What can be concluded from these important studies? Only that pre-natal hormones may have a small effect on behaviour after birth, at least in choice of toys and in tomboyish activity, and that the hormones may alter the person’s threshold to certain activities.
This possible influence can be examined in another way. A small number of male foetuses have a genetic defect which renders the tissues of their body insensitive to the testosterone secreted by their testes, although the other substance which inhibits the growth of the female ducts is secreted and is effective. These children are born with female external genitals and a very short vagina (but no internal genitals). They look exactly like baby girls and are brought up as girls. At puberty, their breasts develop like those of other girls, but they fail to grow body hair and they fail to menstruate. This leads to an investigation when the true situation is disclosed. Although these children are genetically male, all their behaviour in childhood, their sexual hopes, their dreams, and their fantasies are feminine and the children tend to be non-aggressive. While this could be entirely due to childhood conditioning, as the children are considered to be girls by their parents from birth, it is possible that their lack of sensitivity to testosterone has prevented the ‘male’ imprint on their brain cells occurring. Dr Money suggests that these findings are evidence that in humans, as in other mammals, the sex hormones imprint a pattern on the foetal brain. But it seems, as I mentioned in the last chapter, that the effect of pre-natal testosterone is to ‘blur’ or ‘flavour’ the behaviour of the child, rather than modify it markedly.
This theory would be strengthened if it could be shown that male and female foetuses have different levels of testosterone circulating in their tiny bodies. And they have! If the foetus is male, it makes a larger quantity of testosterone than if it is female, particularly between the 10th and 30th weeks of pregnancy. This could presumably give the ‘blurring’ to the behaviour of the child after birth, although there are two problems.

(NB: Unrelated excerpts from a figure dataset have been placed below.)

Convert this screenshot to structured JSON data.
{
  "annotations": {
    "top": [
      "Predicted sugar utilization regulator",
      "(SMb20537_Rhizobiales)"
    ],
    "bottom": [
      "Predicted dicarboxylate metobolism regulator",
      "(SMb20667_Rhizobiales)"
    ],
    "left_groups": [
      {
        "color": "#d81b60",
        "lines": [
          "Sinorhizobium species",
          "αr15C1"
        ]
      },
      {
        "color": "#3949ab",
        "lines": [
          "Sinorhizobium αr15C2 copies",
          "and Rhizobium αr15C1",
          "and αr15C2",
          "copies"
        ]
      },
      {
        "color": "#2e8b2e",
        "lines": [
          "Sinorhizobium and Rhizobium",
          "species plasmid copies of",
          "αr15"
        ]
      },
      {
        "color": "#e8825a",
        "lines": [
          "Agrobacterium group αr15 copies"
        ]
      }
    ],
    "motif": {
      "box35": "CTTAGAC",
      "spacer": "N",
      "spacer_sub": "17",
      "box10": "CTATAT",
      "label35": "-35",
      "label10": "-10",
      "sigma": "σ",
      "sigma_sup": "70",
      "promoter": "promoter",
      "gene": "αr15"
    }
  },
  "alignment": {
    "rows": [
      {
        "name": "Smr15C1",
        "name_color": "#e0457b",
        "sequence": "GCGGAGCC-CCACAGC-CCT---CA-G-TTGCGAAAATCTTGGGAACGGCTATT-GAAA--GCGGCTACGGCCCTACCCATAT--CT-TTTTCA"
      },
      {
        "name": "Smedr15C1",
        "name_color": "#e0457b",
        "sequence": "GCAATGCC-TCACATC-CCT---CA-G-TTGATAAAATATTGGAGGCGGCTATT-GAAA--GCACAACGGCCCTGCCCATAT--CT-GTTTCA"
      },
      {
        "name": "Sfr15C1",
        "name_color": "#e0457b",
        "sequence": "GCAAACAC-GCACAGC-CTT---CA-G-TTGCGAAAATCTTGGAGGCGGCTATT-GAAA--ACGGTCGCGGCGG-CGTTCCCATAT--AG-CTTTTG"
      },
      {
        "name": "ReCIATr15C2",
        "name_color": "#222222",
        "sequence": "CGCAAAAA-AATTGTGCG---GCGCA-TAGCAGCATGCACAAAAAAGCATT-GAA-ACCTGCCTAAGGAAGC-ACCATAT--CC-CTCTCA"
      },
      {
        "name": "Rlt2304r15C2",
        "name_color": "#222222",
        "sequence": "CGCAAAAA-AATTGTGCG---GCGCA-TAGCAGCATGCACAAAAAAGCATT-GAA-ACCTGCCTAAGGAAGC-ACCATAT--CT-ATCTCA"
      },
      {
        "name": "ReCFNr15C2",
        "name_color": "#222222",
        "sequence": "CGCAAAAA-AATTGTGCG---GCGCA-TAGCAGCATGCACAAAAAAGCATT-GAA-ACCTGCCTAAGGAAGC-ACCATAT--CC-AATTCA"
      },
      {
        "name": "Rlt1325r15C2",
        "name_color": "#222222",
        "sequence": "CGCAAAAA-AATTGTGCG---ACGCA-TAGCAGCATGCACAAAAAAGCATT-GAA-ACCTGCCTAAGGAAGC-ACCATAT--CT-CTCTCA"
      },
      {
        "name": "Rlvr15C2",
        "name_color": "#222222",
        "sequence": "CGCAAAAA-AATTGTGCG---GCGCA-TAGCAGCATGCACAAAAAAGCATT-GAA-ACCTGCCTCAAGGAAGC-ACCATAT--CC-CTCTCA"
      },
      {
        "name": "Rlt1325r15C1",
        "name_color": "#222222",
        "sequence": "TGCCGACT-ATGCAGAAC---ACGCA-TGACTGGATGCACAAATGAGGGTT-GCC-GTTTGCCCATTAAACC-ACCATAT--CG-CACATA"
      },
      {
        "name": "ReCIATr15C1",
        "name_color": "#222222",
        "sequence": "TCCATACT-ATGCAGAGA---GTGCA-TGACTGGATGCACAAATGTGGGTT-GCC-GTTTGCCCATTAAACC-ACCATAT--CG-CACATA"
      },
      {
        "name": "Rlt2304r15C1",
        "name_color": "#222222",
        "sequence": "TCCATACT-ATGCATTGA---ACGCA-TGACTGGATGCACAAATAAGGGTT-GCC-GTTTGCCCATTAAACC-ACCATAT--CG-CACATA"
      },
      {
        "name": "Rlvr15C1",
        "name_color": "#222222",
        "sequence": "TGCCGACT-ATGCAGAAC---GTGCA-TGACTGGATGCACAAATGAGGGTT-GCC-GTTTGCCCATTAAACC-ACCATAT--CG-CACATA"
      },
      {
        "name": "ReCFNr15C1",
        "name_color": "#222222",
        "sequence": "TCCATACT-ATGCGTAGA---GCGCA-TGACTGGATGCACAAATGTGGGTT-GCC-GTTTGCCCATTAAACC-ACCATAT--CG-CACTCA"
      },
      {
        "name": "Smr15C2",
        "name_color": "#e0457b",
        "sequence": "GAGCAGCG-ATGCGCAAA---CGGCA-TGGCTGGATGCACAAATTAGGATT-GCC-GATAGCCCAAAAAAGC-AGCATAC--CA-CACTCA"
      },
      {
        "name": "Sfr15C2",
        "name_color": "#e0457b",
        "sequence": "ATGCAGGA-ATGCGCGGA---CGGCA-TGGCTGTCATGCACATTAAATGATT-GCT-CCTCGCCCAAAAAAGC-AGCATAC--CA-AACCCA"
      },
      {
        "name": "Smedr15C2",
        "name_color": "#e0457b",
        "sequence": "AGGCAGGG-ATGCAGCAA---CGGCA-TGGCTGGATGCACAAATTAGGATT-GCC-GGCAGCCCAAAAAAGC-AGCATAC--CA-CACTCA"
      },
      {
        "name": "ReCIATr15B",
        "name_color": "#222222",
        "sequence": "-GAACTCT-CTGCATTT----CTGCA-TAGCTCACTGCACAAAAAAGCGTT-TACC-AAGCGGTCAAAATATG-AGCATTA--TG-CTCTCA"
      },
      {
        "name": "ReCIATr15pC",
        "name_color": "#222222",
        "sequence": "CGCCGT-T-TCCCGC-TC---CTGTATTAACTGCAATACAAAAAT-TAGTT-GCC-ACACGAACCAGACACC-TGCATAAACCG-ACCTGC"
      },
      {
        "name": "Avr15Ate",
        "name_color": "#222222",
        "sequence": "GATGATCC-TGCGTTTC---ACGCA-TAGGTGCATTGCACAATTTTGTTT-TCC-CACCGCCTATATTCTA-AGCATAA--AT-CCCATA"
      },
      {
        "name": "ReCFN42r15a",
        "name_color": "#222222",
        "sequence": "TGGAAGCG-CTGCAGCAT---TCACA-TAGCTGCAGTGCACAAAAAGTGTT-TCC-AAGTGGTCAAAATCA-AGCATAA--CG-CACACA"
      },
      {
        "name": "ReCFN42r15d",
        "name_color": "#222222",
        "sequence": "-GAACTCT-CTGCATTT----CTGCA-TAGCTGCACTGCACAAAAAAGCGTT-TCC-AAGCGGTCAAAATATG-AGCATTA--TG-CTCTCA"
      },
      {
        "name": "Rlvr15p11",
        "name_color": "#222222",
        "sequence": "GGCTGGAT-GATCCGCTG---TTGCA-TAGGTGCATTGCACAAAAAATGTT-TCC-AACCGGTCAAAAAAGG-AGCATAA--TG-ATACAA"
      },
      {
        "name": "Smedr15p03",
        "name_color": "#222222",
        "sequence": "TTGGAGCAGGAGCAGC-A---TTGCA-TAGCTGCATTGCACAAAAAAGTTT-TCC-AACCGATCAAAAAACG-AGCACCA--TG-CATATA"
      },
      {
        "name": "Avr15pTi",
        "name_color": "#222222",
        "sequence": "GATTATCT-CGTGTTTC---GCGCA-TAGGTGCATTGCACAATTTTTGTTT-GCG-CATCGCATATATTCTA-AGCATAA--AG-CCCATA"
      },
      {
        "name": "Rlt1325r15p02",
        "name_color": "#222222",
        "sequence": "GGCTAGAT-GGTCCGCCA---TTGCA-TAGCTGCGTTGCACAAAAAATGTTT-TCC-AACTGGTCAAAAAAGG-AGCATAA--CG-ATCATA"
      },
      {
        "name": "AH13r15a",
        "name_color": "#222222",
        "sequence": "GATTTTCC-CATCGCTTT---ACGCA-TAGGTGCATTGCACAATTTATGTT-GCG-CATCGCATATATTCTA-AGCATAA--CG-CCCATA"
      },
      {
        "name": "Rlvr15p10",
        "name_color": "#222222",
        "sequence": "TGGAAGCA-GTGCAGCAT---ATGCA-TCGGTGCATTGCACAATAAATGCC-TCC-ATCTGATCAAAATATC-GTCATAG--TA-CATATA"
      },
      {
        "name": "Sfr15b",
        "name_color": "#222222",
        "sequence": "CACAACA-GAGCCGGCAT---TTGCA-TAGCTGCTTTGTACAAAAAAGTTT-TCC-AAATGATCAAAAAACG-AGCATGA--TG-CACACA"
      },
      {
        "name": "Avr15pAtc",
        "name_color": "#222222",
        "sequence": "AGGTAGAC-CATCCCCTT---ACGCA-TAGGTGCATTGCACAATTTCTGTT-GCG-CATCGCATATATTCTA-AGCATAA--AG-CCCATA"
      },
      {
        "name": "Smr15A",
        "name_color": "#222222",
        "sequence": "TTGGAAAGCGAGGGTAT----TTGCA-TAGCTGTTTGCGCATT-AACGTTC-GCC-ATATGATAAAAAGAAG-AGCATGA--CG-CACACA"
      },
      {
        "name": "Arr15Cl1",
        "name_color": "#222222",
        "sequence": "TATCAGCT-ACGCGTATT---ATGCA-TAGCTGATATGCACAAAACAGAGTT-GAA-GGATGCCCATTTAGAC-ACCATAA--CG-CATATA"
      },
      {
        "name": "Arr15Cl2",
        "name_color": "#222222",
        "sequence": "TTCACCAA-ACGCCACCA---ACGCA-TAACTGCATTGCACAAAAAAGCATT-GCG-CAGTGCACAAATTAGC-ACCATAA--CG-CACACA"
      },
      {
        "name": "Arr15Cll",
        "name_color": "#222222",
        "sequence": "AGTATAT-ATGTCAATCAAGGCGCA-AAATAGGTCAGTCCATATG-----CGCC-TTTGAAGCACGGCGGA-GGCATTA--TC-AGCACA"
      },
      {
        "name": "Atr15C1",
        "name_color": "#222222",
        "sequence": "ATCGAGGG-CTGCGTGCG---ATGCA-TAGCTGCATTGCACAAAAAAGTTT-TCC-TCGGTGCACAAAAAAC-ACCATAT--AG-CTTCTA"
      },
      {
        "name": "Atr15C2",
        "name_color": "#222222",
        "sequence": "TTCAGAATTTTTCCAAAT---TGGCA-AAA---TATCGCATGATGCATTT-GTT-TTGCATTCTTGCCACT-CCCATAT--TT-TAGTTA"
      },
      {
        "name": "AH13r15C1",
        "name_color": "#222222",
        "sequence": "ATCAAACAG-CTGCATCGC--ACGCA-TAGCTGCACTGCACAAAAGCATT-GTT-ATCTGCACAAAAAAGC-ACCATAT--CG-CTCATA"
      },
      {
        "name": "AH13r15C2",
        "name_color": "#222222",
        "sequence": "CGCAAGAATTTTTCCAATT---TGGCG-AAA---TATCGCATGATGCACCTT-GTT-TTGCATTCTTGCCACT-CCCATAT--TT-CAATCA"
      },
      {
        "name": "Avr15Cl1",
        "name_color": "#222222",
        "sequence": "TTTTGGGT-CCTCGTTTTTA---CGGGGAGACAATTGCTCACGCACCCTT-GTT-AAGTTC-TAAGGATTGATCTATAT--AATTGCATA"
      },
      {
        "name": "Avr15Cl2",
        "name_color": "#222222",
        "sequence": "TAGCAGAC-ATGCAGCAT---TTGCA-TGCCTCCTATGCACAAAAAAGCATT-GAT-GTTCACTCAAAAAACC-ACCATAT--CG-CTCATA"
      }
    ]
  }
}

The first is that, although more testosterone is made by male foetuses, there is an overlap; some female foetuses produce as much testosterone as do males. The second is that from the 30th week of pregnancy there is very little difference in the amount of testosterone produced by either sex. This may be important as the brain cells grow more quickly and make most of their connections with their neighbouring brain cells, to complete circuits, after the 30th week of pregnancy.
The effect of testosterone during the time the boy is in his mother’s uterus may also condition or permit boys to learn aggressive behaviour earlier and more easily than girls. In boys, aggressive tendencies begin at about the age of 5. Small boys indulge in more rough-and-tumble play, push other children more, and hit them more than little girls do. Small boys imitate aggressive acts more often than girls after seeing aggression on television or at a film. More small boys choose television programmes in which there is more aggression, than do girls. Small boys, who form groups more frequently than girls, are more hostile to a newcomer seeking to break into the group. Small boys are verbally more aggressive and have more aggressive fantasies when day-dreaming, than do girls. But once again there is a problem in accepting that the behaviour is due to testosterone rather than to the ways boys are reared.